白夫人冷笑著說:“當年你們要結婚的時候,我就說過你這個女人配不上我們兒子,可惜阿郎鐵了心要娶你,搞得我這個母親很被動!還好你們結婚以後立刻鬧隱婚,也沒搞出孩子,不然的話,我可得糟心到死去活來!”
“原來婆婆你也一直都希望我和白朗離婚,”葉千寵順著白夫人的意思說,“那就趁這機會把離婚的事情辦掉吧。”
“離婚?”
白夫人臉色一變,說:“我什麽時候答應讓你們離婚!”
“你剛才說——”
“我是不待見你們!不想你們結婚!但是既然你們已經結婚!我就不許你們離婚!”
白夫人再次展露潑婦氣質:“我兒子金貴得很,哪裏是你想要結婚就能結婚!想要離婚就能離婚!”
“可是——”
“沒有可是!”
白夫人說:“我上次就和你說過!你生是我們白家的人!死是我們白家的死人!就算我兒子願意和你離婚,離婚以後,你也得留在我們白家做傭人!這是你欠我們的!”
“白夫人!”
葉千寵氣得不行。
她知道白夫人是個潑婦,但他沒想到白夫人可以潑辣蠻橫到這地步。
白夫人看葉千寵一臉不服,又進一步刻薄說:“怎麽?對我有意見?你有什麽資格對我有意見!當年你和你娘像敗家犬一樣求我們白家收留!就差賣給我們白家!白家心善,留下你們母女!可不是讓你們在我們白家做少奶奶做小姐享福的!”
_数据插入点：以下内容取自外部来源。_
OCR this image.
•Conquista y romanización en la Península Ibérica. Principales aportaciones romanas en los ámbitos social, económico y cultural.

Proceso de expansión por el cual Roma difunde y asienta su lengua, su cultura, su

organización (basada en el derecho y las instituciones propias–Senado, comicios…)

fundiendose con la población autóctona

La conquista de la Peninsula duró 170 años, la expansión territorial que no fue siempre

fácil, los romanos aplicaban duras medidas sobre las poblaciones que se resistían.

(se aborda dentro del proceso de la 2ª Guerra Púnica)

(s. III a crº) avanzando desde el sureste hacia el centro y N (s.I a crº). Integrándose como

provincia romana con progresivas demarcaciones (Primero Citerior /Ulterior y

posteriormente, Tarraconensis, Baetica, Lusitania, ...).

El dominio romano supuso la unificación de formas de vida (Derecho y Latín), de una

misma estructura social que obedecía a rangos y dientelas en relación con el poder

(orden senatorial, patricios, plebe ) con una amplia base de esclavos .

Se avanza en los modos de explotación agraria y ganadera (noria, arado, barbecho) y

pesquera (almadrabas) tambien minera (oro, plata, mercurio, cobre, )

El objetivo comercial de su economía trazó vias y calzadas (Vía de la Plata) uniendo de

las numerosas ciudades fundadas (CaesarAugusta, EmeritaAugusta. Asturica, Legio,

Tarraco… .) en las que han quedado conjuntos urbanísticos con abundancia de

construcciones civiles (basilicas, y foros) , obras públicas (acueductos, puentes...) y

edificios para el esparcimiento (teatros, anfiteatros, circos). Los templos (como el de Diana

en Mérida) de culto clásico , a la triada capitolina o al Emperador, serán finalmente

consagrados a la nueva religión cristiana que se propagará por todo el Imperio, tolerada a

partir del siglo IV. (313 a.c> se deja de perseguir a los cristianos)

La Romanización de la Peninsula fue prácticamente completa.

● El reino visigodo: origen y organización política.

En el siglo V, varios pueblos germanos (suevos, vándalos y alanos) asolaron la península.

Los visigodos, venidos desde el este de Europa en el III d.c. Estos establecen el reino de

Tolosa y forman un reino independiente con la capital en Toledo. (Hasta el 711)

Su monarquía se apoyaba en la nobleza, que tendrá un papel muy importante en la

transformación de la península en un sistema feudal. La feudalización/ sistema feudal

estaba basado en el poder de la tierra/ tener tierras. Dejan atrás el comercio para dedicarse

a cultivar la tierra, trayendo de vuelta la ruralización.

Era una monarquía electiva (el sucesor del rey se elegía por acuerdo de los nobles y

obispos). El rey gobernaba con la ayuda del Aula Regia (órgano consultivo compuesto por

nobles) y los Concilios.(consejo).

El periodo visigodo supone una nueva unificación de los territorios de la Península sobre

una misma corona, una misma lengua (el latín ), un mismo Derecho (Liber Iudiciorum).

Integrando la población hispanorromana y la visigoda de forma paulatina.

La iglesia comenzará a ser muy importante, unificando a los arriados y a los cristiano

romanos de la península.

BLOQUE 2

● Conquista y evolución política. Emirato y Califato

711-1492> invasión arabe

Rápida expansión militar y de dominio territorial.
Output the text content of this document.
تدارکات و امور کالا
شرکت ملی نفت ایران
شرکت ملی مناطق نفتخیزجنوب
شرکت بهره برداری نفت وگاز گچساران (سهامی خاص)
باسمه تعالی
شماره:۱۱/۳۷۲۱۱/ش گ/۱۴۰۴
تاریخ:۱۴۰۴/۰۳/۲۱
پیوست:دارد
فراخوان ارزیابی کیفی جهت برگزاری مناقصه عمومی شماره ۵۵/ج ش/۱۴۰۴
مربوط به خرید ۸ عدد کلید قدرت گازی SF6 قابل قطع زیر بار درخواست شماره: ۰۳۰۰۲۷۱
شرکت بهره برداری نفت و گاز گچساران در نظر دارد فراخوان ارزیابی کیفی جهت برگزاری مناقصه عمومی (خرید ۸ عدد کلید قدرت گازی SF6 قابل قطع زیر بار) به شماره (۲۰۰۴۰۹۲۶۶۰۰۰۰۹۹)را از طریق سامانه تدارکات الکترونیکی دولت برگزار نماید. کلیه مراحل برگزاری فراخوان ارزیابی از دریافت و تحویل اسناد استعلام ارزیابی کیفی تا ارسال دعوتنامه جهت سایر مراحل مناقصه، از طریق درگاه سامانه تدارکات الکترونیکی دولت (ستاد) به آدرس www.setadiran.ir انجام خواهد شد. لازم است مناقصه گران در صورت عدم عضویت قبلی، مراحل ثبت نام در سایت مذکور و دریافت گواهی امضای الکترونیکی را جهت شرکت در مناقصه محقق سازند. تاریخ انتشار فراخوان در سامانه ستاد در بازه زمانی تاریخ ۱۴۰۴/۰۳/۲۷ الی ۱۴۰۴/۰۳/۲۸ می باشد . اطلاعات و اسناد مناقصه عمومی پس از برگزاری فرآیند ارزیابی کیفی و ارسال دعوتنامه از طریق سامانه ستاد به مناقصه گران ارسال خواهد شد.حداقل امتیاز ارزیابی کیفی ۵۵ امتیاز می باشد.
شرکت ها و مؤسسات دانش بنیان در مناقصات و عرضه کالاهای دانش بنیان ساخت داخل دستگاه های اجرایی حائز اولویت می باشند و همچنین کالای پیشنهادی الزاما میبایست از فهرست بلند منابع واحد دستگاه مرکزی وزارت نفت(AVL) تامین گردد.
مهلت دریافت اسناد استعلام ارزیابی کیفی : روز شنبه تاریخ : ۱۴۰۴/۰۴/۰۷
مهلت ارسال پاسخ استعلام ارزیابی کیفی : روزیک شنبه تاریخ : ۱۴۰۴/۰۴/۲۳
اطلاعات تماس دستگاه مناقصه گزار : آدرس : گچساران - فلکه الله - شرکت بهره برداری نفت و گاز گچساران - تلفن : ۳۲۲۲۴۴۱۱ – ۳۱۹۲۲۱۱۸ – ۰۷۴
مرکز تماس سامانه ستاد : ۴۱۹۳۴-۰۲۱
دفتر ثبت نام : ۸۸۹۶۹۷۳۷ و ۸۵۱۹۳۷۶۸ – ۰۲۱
“當年的求助,我母親已經給了足夠的報酬,請你不要太得寸進尺。”
葉千寵強忍著憤怒,好心好意的解釋著。
白夫人可不管那麽多。
她衝葉千寵狠翻著白眼,說:“什麽叫給了足夠的報酬!什麽叫得寸進尺!你媽已經死了!死人有什麽資格要求活人!我就一句話!你,葉千寵,死都不可以離開我們白家!”
“白夫人!”
葉千寵握緊拳頭。
她的忍耐已經到了極限。
白夫人此時也發現葉千寵已經忍無可忍將要發作,趕緊躲到一旁冷眼旁觀的兒子身後,說著煽風點火的話:“阿朗!這個女人好像有點不對勁!是不是吃錯藥了?”
“你才是吃錯藥!”
葉千寵正麵頂撞白夫人。
白朗不說話,靜靜地看著葉千寵。
白夫人心頭著急,大喊:“有你這麽對長輩說話的嗎!”
“我已經忍無可忍!”
葉千寵痛苦的表示。
白夫人擔心葉千寵爆發,抓著兒子的肩膀說:“阿朗!快點幫你媽教訓這個不要臉的女人!簡直是翻天了!這種口氣和長輩說話!”
“媽!”
白朗無語。
他看到本該被青田鎮苦主抓去折磨的葉千寵不僅安然無恙的回來並且還牽著路家小太子的時候,已經內心無限起伏,隻想找個地方和葉千寵好好談一下,確定她和路璟修到底什麽關係。
誰曾想,他還沒找到機會和葉千寵細細談話,他母親就開始張口閉口的罵人話!
思來想去——
白朗拉葉千寵到一旁,說:“千千,你怎麽和路家小太子在一起?你們是不是……”
“你說呢?”
葉千寵回想被人抓去破舊倉庫的悲慘記憶,心裏哇涼一片:“你跟我說實話!你是不是早就知道青田鎮的人會找我!所以你才讓我盡快離開?”
“我……”
“說啊!”
“我收到了一點風聲。”
白朗拒絕承認是他暗示公司的人引導青田鎮的苦主們找葉千寵。
“收到?一點風聲?”
葉千寵挑眉:“你從一開始就是故意的!對不對!”
“是又怎麽樣?!”
白朗冷笑,威逼地看著葉千寵:“你敢說你從來都沒有做過對不起我的事情!”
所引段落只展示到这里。